As Bush put it in an interview with CNN’s John King, “hopefully, people will go to the Decision Points Theater and say, ‘Wow, I didn’t understand that’ or ‘I now understand it better.’ ”
In Decision Points Theater, if you decide not to go to war with Iraq, “43” himself comes onscreen to tell you flatly that you’re wrong: “Saddam posed too big a risk to ignore. … The world was made safer by his removal.” Bush is entitled to his own spin on the decisions he made, but he should burnish his legacy on his own dime.
Though the libraries’ construction is privately funded, they’re managed by the National Archives and Records Administration, using federal tax dollars.
Last year, it cost the American taxpayer some $75 million to keep them open.
Sure, that’s chump change in a $3.5 trillion federal budget — still, we’re chumps to allow it, given that modern presidential libraries are publicly subsidized propaganda vehicles — garish shrines to the cult of the presidency.

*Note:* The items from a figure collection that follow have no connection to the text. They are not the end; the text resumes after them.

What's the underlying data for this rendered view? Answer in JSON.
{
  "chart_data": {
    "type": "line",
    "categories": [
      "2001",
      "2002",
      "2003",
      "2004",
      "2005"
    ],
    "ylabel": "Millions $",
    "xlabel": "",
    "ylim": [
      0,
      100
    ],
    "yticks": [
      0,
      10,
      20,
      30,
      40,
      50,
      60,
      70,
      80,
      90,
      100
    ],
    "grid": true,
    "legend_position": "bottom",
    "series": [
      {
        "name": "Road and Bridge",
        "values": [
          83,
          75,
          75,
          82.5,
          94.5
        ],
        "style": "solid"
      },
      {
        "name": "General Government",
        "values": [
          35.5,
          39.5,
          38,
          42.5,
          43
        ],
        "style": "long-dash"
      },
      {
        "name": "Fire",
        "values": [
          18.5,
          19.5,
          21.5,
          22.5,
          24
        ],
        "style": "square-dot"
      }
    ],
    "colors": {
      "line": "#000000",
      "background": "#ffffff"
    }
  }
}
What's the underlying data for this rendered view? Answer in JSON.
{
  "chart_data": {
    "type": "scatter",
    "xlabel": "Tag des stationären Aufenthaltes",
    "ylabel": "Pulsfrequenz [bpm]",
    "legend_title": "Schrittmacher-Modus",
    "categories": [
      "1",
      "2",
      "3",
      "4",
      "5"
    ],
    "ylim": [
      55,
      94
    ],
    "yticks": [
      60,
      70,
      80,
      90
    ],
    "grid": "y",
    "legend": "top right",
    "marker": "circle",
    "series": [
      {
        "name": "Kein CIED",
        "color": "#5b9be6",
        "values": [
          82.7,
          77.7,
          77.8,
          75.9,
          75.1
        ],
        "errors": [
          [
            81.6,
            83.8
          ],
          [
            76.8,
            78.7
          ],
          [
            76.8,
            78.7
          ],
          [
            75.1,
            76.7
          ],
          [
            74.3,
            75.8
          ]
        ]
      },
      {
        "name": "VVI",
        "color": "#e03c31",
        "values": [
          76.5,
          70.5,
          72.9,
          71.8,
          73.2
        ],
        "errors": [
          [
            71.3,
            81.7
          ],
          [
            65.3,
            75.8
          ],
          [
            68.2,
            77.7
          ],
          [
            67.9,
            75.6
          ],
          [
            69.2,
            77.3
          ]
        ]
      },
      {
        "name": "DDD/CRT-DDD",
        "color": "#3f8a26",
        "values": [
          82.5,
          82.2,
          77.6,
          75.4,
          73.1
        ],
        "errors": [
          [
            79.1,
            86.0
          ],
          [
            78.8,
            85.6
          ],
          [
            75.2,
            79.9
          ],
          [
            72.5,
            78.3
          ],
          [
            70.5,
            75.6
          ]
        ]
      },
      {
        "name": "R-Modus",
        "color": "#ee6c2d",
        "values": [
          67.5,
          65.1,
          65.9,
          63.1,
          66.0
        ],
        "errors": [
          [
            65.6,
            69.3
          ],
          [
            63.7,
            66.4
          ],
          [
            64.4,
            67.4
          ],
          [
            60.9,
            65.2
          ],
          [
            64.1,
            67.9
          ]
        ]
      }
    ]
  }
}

Historian Benjamin Hufbauer, author of “Presidential Temples: How Memorials and Libraries Shape Public Memory,” writes that our presidential libraries “present an ideologically charged narrative that valorizes a presidential life, helping to incorporate it into the nation’s civil religion.”
In the newer libraries, exhibits “often amount to little more than extended campaign commercials in museum form, because the former president and his supporters essentially control the content.”
Thus, Hufbauer notes, the Reagan Library omits any discussion of the Iran-Contra scandal, and the JFK Library “does not address in detail JFK’s numerous health problems and extramarital affairs, even though they have been thoroughly documented” — a tactful way of describing our pill-popping satyr of a 35th president.
The Presidential Records Act of 1978 gives the federal government ownership of the records each president creates in office, and those archives are an invaluable resource for historians. But to maintain them, argues scholar Richard J. Cox in “America’s Pyramids: Presidents and Their Libraries,” we don’t need “a library for each president, each armed with its own archivists and museum curators and scattered about the country.”
Instead, Cox proposes a single repository, run by the National Archives in D.C., separate from any propaganda exhibits that presidents and their supporters decide to fund privately: “Establishing a different kind of Presidential Archives will end the ‘cult of personality’ that seems to be in place with the current Presidential Library system.”
If our ex-presidents want whitewashed shrines to their legacies, they should run them without taxpayer help. As it happens, our recent presidents have mainly left us a patrimony of mounting debt, intrusive government, and permanent war.
If you seek their monument, look around you.